Sam Altman, OpenAI’s chief executive, on X:

Peter Steinberger is joining OpenAI to drive the next generation of personal agents. He is a genius with a lot of amazing ideas about the future of very smart agents interacting with each other to do very useful things for people. We expect this will quickly become core to our product offerings.

OpenClaw will live in a foundation as an open source project that OpenAI will continue to support. The future is going to be extremely multi-agent and it’s important to us to support open source as part of that.

I really don’t think this is significant news — so much so that I contemplated not writing about it at all — but the outcry about this on Silicon Valley’s favorite social network has compelled me enough. The most interesting part of this debacle is that OpenClaw was initially built on top of Claude, and most people still use Anthropic’s models as the underlying technology behind their agents. That’s because Claude Opus 4.6 is widely regarded as the best large language model, especially due to its distinct speaking style, which sounds more human. GPT-5.2 Thinking is notoriously poor at standard chatting and isn’t OpenAI’s best coding model.

Anthropic, in the eyes of OpenClaw’s purveyors, “fumbled the biggest open-sourced AI project of all time,” according to one commenter. A right-wing agitator account commented, “ClosedClaw it is. End of an era.” These are humorous takes on the news, but I think they’re exaggerated. OpenClaw is not the future of anything, and acquiring its codebase doesn’t give OpenAI a competitive advantage toward building multi-purpose agents. I would even say OpenAI’s existing technology is more capable than OpenClaw — for one, OpenAI has a model that can use a browser autonomously. OpenClaw, by comparison, is a command-line utility that connects Claude (and other models) to other tools, like Telegram, Gmail, Slack, and other productivity apps.

Anthropic could easily replicate this, and probably in a much better way. Some could even assert that it already has. Claude Cowork, when enabled, sets up a virtual environment on a user’s computer that allows it to interact with files and services on that machine. It wouldn’t be hard for Anthropic to vibe-code an addition to Cowork that allows it to be controlled from the Claude smartphone app. Really what OpenAI acquired on Sunday was Steinberger himself, who probably isn’t a genius but certainly something similar. (I think Silicon Valley overuses the word “genius.”) Whatever contributions he makes to OpenAI may be significant, and I’m excited to see what’s in store.

Steinberger’s primary contribution is a slew of external tools OpenClaw can use to perform various tasks on the web. This is what separates it from a vanilla Claude Code installation — OpenClaw has many integrations, which people have found useful sometimes. Since OpenClaw’s virality, many more developers have written their own tools to interface with OpenClaw — these are all listed on a public directory cleverly named ClawHub. But if Anthropic — or OpenAI, for that matter — were to build a closed-source version of OpenClaw that integrates more tightly with their existing CLIs, I would imagine similar tools would spawn.

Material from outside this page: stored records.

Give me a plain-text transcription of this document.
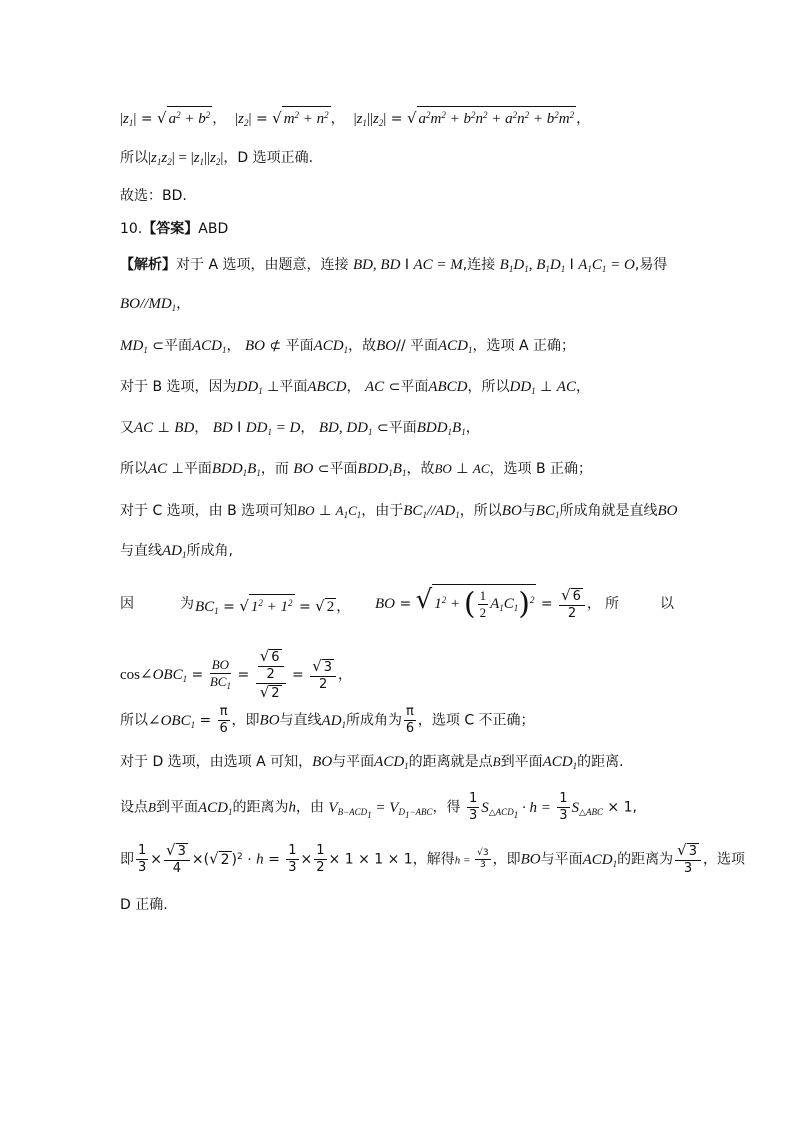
$|z_1|$ = √ $a^2 + b^2$ ， $|z_2|$ = √ $m^2 + n^2$ ， $|z_1||z_2|$ = √ $a^2m^2 + b^2n^2 + a^2n^2 + b^2m^2$ ，
所以$|z_1z_2| = |z_1||z_2|$，D 选项正确.
故选：BD.
10.【答案】ABD
【解析】对于 A 选项，由题意，连接 BD, BD I AC = M,连接 $B_1D_1$, $B_1D_1$ I $A_1C_1 = O$,易得
$BO//MD_1$，
$MD_1$ ⊂平面$ACD_1$， BO ⊄ 平面$ACD_1$，故BO// 平面$ACD_1$，选项 A 正确；
对于 B 选项，因为$DD_1$ ⊥平面ABCD， AC ⊂平面ABCD，所以$DD_1$ ⊥ AC，
又AC ⊥ BD， BD I $DD_1 = D$， BD, $DD_1$ ⊂平面$BDD_1B_1$，
所以AC ⊥平面$BDD_1B_1$，而 BO ⊂平面$BDD_1B_1$，故BO ⊥ AC，选项 B 正确；
对于 C 选项，由 B 选项可知BO ⊥ $A_1C_1$，由于$BC_1//AD_1$，所以BO与$BC_1$所成角就是直线BO
与直线$AD_1$所成角,
因	为 $BC_1$ = √ $1^2 + 1^2$ = √ 2 ， BO = √ $1^2$ + ( $\frac{1}{2} A_1C_1)^2 = \frac{√ 6}{2}$ ， 所	以
$\cos\angle OBC_1 = \frac{BO}{BC_1} = \frac{\frac{√ 6}{2}}{√ 2} = \frac{√ 3}{2}$ ，
所以$\angle OBC_1 = \frac{\pi}{6}$ ，即BO与直线$AD_1$所成角为 $\frac{\pi}{6}$ ，选项 C 不正确；
对于 D 选项，由选项 A 可知，BO与平面$ACD_1$的距离就是点B到平面$ACD_1$的距离.
设点B到平面$ACD_1$的距离为h，由 $V_{B-ACD_1} = V_{D_1-ABC}$，得 $\frac{1}{3} S_{\triangle ACD_1} \cdot h = \frac{1}{3} S_{\triangle ABC} \times 1$,
即 $\frac{1}{3} \times \frac{√ 3}{4}$ ×(√ 2 )$^2 \cdot h = \frac{1}{3} \times \frac{1}{2} \times 1 \times 1 \times 1$，解得$h = \frac{√3}{3}$ ，即BO与平面$ACD_1$的距离为 $\frac{√ 3}{3}$ ，选项
D 正确.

This race is truly a free-for-all.

Whatever OpenClaw’s successor is, and whomever it may be written by (never write Anthropic off), the idea needs to be rethought. OpenClaw is an ingenious concept, but OpenAI owning that concept doesn’t make it any less impractical. What it will do is give Steinberger many more resources to rethink how agents should be built and the best use cases for LLMs. I just hope Altman’s hunger to capture Anthropic’s fire doesn’t precede Steinberger’s knack for exploration. Speaking of OpenClaw successors, Meta was also in talks with Steinberger to acquire his talent, but they fell apart. The result was Meta publishing a blatant copy of OpenClaw, called Manus, that hardly made it into the Top 10 list of Techmeme links on Tuesday. One of my least ambitious predictions is that Meta’s superintelligence team will go the way of the metaverse.